The Delta Visitor Centre, operated by the Delta Chamber of Commerce, saw a decline in the number of visitors for the third year in a row in 2012.
An annual report by the chamber noted the visitor centre, located at the corner of 60th Avenue and 62B Street, saw a total 2,131 visitors in 2012, a six per cent drop from the previous year.
In 2011, the centre had a 12 per cent decrease from 2010 visits, while in 2010 the centre experienced a four per cent decrease from 2009.
The report notes that, once again, the U.S. and global economy, cost of gas, a large new visitor centre at the Peace Arch crossing and access to web services are among the reasons for the downward trend.
The single biggest user group of the visitor centre, representing 65 per cent of the total visits, were residents of Delta and the surrounding area.
Despite the decline, the centre maintained its level of service of 2,000 hours throughout the year.
The peak period for visitors was during July and August. The report notes some centres in the province close during the winter, but the Delta Chamber of Commerce provides the service year-round.
The chamber has been operating the Tourism B.C.-accredited centre, co-sponsored by the municipality and the Ministry of Jobs, Tourism and Innovation, on behalf of Delta since 2001. It's part of a network of more than 100 similar centres throughout the province.
The report notes the Delta numbers for 2012 over 2011 still compare "somewhat more favourably" to trends for the Vancouver Coast Mountain Tourism Region, as well as all of B.C., which have seen even bigger drops.
Delta council recently approved another $47,500 in operating funding for the centre for 2013.
Noting the province provides money for the municipality to undertake tourism promotion, chamber executive director Peter Roaf told the Optimist that while the number of visitors were down, the total number of parties (two or more people) was up at the centre.
Since Delta doesn't have a separate tourism authority, the centre provides a valuable service in letting people know some of the things to do and see locally, he said.
Noting a local group, which includes chamber representation, is looking at tourism marketing opportunities, he said the huge mall development at the Tsawwassen First Nation could provide additional benefits.
The Delta Chamber of Commerce also maintains tourism pages on its website, which have been upgraded to provide more comprehensive information.
Last year, Coun.

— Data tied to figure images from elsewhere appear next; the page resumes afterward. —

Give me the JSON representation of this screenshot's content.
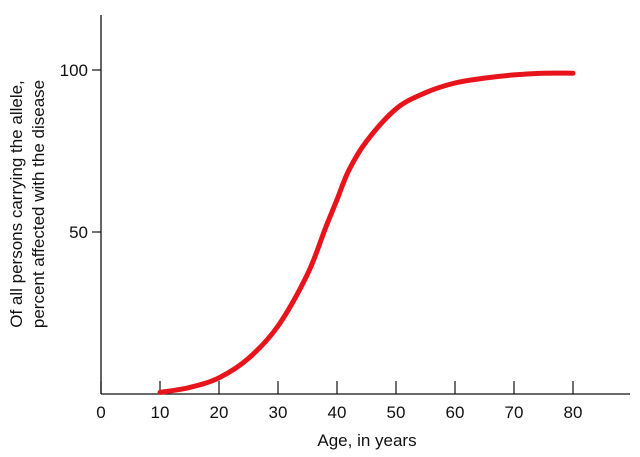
{
  "chart_data": {
    "type": "line",
    "title": "",
    "xlabel": "Age, in years",
    "ylabel_lines": [
      "Of all persons carrying the allele,",
      "percent affected with the disease"
    ],
    "xlim": [
      0,
      90
    ],
    "ylim": [
      0,
      117
    ],
    "x_ticks": [
      0,
      10,
      20,
      30,
      40,
      50,
      60,
      70,
      80
    ],
    "y_ticks": [
      50,
      100
    ],
    "grid": false,
    "series": [
      {
        "color": "#e8141c",
        "x": [
          10,
          15,
          20,
          25,
          30,
          35,
          38,
          40,
          42,
          45,
          50,
          55,
          60,
          65,
          70,
          75,
          80
        ],
        "y": [
          0.5,
          2,
          5,
          11,
          21,
          37,
          51,
          60,
          69,
          78,
          88,
          93,
          96,
          97.5,
          98.5,
          99,
          99
        ]
      }
    ]
  }
}
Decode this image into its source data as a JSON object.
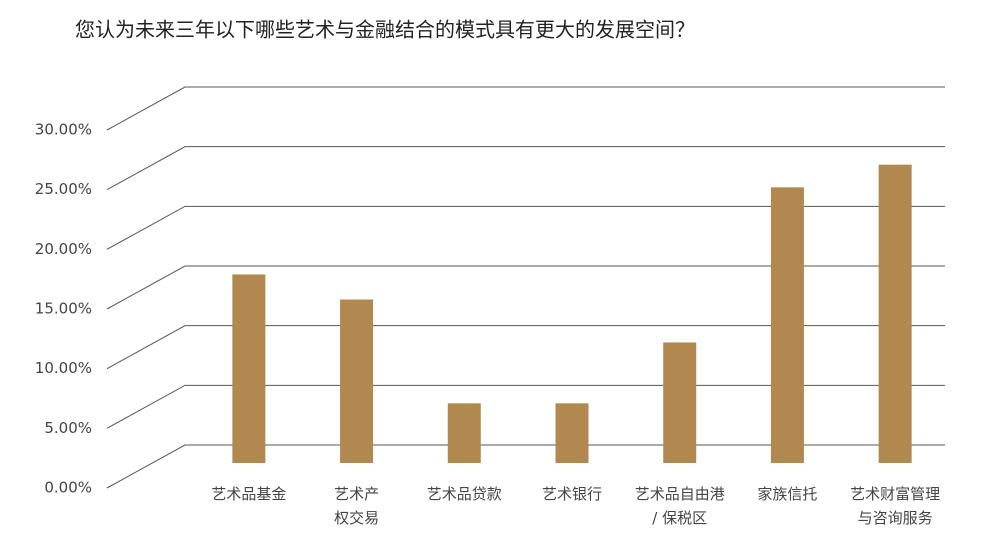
{
  "chart_data": {
    "type": "bar",
    "title": "您认为未来三年以下哪些艺术与金融结合的模式具有更大的发展空间？",
    "categories": [
      [
        "艺术品基金"
      ],
      [
        "艺术产",
        "权交易"
      ],
      [
        "艺术品贷款"
      ],
      [
        "艺术银行"
      ],
      [
        "艺术品自由港",
        "/ 保税区"
      ],
      [
        "家族信托"
      ],
      [
        "艺术财富管理",
        "与咨询服务"
      ]
    ],
    "values": [
      15.8,
      13.7,
      5.0,
      5.0,
      10.1,
      23.1,
      25.0
    ],
    "color": "#b08850",
    "ylim": [
      0,
      30
    ],
    "yticks": [
      {
        "value": 0,
        "label": "0.00%"
      },
      {
        "value": 5,
        "label": "5.00%"
      },
      {
        "value": 10,
        "label": "10.00%"
      },
      {
        "value": 15,
        "label": "15.00%"
      },
      {
        "value": 20,
        "label": "20.00%"
      },
      {
        "value": 25,
        "label": "25.00%"
      },
      {
        "value": 30,
        "label": "30.00%"
      }
    ],
    "grid": true
  }
}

Sylvia Bishop said the municipality needs "a champion" to promote and market its many tourism attractions. The first-term civic politician asked staff to look at the possibility of joining other areas to market the region.
Asked this week if there are any plans to ramp up marketing efforts, Coun.

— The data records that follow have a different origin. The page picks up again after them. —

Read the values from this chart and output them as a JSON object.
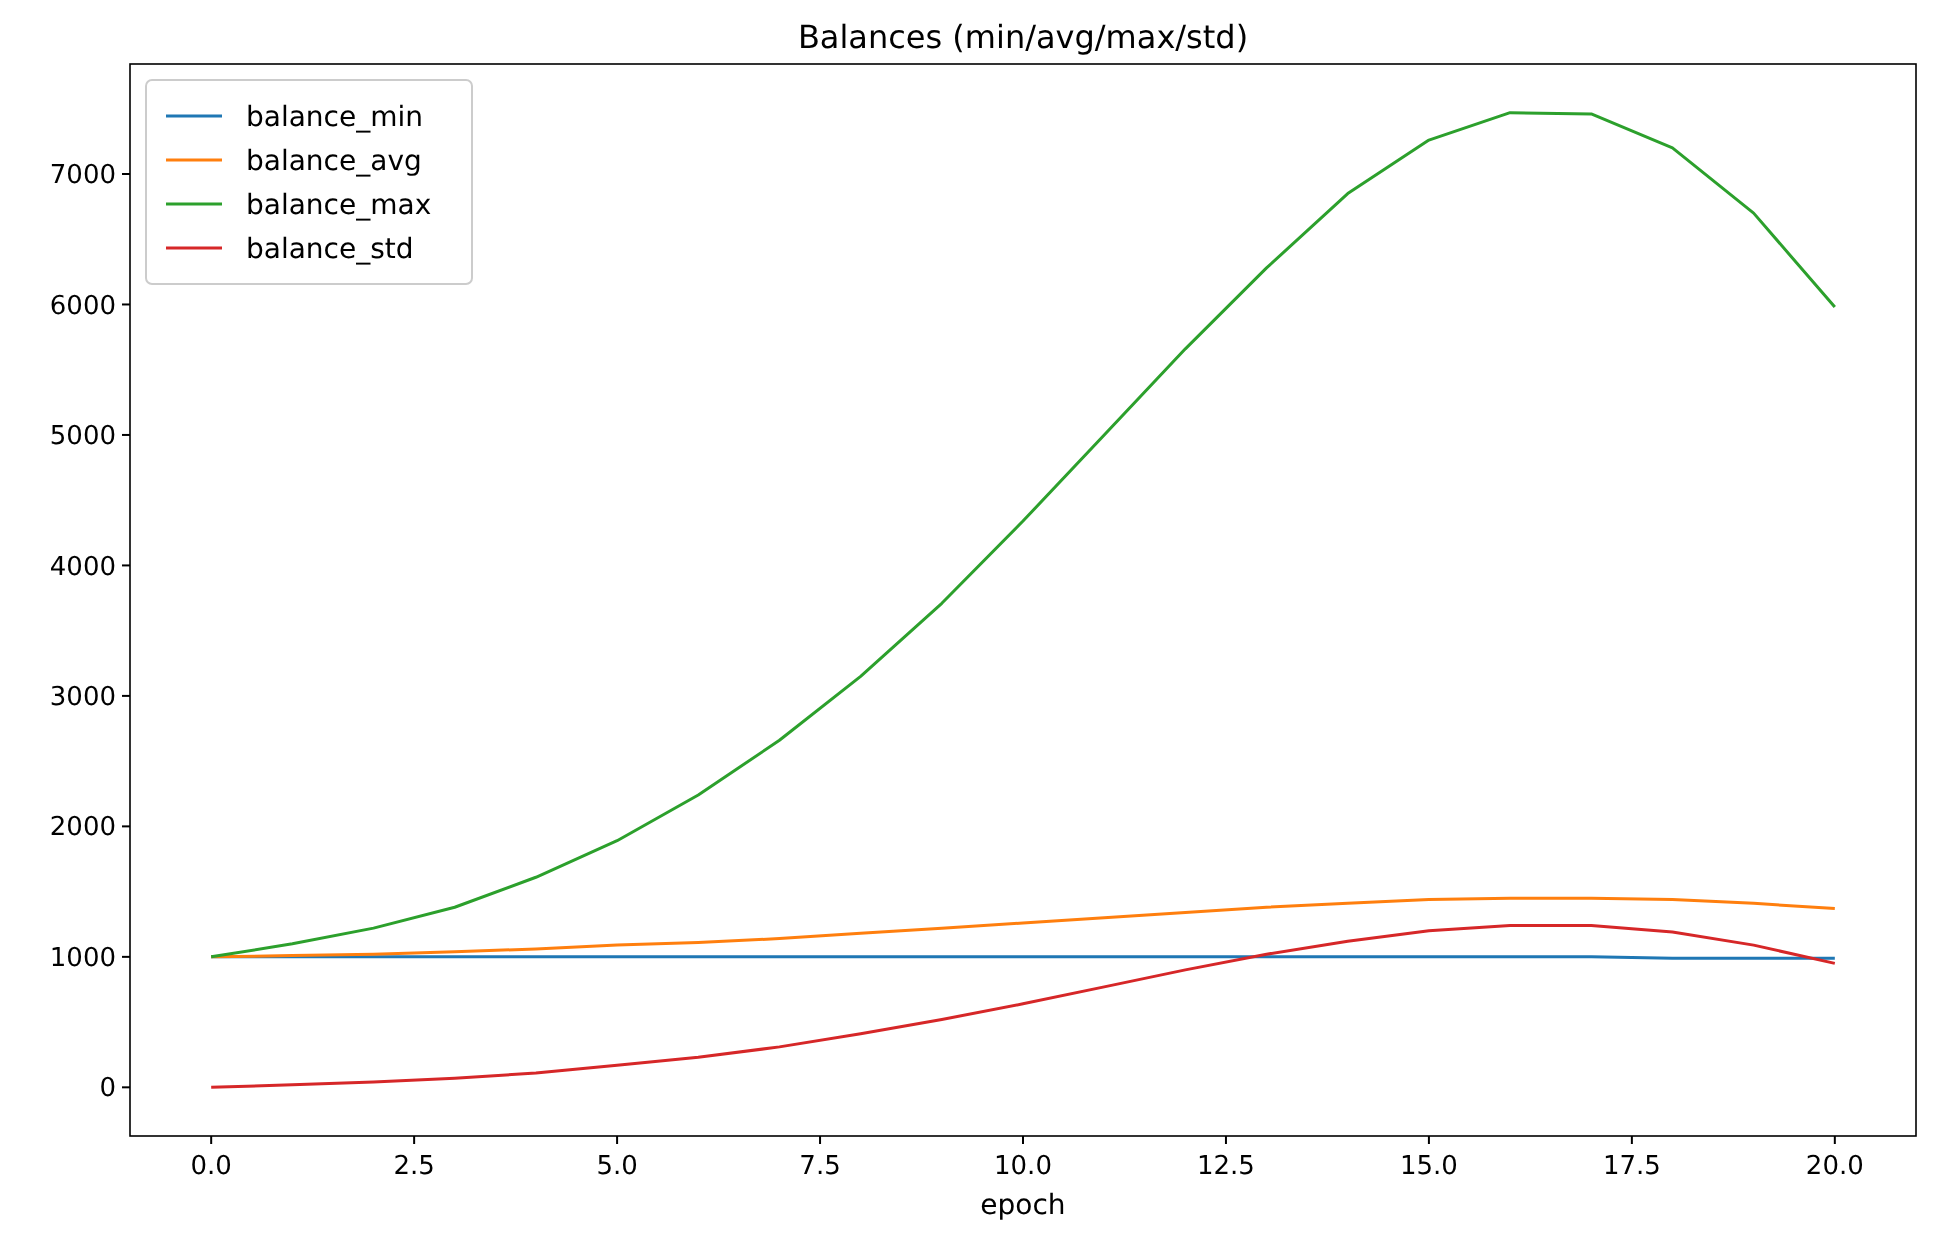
{
  "chart_data": {
    "type": "line",
    "title": "Balances (min/avg/max/std)",
    "xlabel": "epoch",
    "x": [
      0,
      1,
      2,
      3,
      4,
      5,
      6,
      7,
      8,
      9,
      10,
      11,
      12,
      13,
      14,
      15,
      16,
      17,
      18,
      19,
      20
    ],
    "xlim": [
      -1,
      21
    ],
    "xticks": [
      {
        "value": 0,
        "label": "0.0"
      },
      {
        "value": 2.5,
        "label": "2.5"
      },
      {
        "value": 5,
        "label": "5.0"
      },
      {
        "value": 7.5,
        "label": "7.5"
      },
      {
        "value": 10,
        "label": "10.0"
      },
      {
        "value": 12.5,
        "label": "12.5"
      },
      {
        "value": 15,
        "label": "15.0"
      },
      {
        "value": 17.5,
        "label": "17.5"
      },
      {
        "value": 20,
        "label": "20.0"
      }
    ],
    "ylim": [
      -373,
      7843
    ],
    "yticks": [
      0,
      1000,
      2000,
      3000,
      4000,
      5000,
      6000,
      7000
    ],
    "legend": "top left",
    "grid": false,
    "series": [
      {
        "name": "balance_min",
        "color": "#1f77b4",
        "values": [
          1000,
          1000,
          1000,
          1000,
          1000,
          1000,
          1000,
          1000,
          1000,
          1000,
          1000,
          1000,
          1000,
          1000,
          1000,
          1000,
          1000,
          1000,
          990,
          990,
          990
        ]
      },
      {
        "name": "balance_avg",
        "color": "#ff7f0e",
        "values": [
          1000,
          1010,
          1020,
          1040,
          1060,
          1090,
          1110,
          1140,
          1180,
          1220,
          1260,
          1300,
          1340,
          1380,
          1410,
          1440,
          1450,
          1450,
          1440,
          1410,
          1370
        ]
      },
      {
        "name": "balance_max",
        "color": "#2ca02c",
        "values": [
          1000,
          1100,
          1220,
          1380,
          1610,
          1890,
          2240,
          2660,
          3150,
          3710,
          4340,
          5000,
          5660,
          6280,
          6850,
          7260,
          7470,
          7460,
          7200,
          6700,
          5980
        ]
      },
      {
        "name": "balance_std",
        "color": "#d62728",
        "values": [
          0,
          20,
          40,
          70,
          110,
          170,
          230,
          310,
          410,
          520,
          640,
          770,
          900,
          1020,
          1120,
          1200,
          1240,
          1240,
          1190,
          1090,
          950
        ]
      }
    ]
  }
}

Robert Campbell said Delta is a day trip community, so it's been difficult to figure out a way to provide more benefit to businesses.
"That's always an interesting question: What to do about tourism? We had Tourism Delta try their hands at it a few years ago and I understand they're still having meetings, but they haven't been able to really pull any viable program together. We looked at having our own tourism committee and doing it through the (municipal) hall but it turned out to go nowhere," he said.
"The consensus conclusion, because it hasn't been formally discussed in at least a year, is that tourism in Delta is really something that happens as a day trip destination. The businesses that exist in Delta are not going to benefit any more from any dedicated marketing campaign on tourism."